Бушков, Чернавский и лето 1988-го
Автор: Вадим Нестеров aka Сергей Волчок(мемуарный некролог)
Кажется, я начал понимать, зачем люди пишут мемуары.
Они их пишут из чувства противоречия. Когда равнодушное время стирает их молодость, как записи со школьной доски после урока.
Сегодня с утра меня догнали две новости. В клинике Лос-Анджелеса умер композитор Юрий Чернавский. В больнице Красноярска от последствий пневмонии - писатель Александр Бушков.
А для меня и тот, и другой - очкарики из 80-х. Вот Бушков,
Вот Чернавский.
80-е... Странное время. Рубежное для моей жизни десятилетие: старшие классы, армия и первые курсы мореходки и универа.
Если я и застал в своей жизни время свободы, то это было оно - конец 80-х.
Несколько лет, когда всеобщее желание быть счастливыми и свободными еще не перебродило во вседозволенность и мерзость 90-х.

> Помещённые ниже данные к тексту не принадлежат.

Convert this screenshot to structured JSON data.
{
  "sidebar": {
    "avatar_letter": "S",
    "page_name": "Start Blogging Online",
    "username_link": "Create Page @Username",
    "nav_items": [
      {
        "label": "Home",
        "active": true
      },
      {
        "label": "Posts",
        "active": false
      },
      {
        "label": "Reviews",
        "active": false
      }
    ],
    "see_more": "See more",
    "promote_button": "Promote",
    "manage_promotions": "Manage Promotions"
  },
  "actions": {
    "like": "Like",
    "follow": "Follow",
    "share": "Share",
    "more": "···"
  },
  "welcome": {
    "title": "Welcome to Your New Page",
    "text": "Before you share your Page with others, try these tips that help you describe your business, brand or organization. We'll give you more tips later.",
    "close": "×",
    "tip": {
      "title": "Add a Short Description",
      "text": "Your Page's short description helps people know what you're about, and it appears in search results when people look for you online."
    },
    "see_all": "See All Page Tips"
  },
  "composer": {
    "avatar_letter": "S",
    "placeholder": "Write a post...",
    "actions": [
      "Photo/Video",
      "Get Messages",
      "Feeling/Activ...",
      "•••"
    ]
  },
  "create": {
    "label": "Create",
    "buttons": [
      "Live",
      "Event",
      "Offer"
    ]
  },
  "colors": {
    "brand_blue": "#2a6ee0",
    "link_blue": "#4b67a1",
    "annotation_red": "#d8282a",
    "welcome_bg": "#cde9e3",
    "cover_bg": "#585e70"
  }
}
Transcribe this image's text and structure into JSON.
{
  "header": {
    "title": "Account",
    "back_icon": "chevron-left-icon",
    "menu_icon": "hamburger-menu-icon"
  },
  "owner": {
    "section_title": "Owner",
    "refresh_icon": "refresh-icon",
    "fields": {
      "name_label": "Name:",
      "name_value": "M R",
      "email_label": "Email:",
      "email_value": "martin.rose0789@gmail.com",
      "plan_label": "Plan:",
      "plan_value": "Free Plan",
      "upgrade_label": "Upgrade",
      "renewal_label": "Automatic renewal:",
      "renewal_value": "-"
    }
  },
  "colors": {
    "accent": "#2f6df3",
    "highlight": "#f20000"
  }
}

Когда глаза у людей горели не алчностью, а восторгом, журналисты в газетах и депутаты в телевизоре срывали покровы, литературные журналы били рекорды продаж, советские люди возвращались в семью цивилизованных народов, а будущее просто обязано было быть светло и прекрасно.
Плату за утраченные иллюзии с восторженных дураков сняли чуть позже.
Почему-то эти несколько лет я чем дальше, тем чаще вспоминаю.
Кассету с альбомом "Банановые острова" Юрия Чернавского и Владимира Матецкого я заслушал в лоскуты во Владивостоке, еще до армии, валяясь на кровати в общаге высшей мореходки на продуваемом всеми ветрами Эгершельде.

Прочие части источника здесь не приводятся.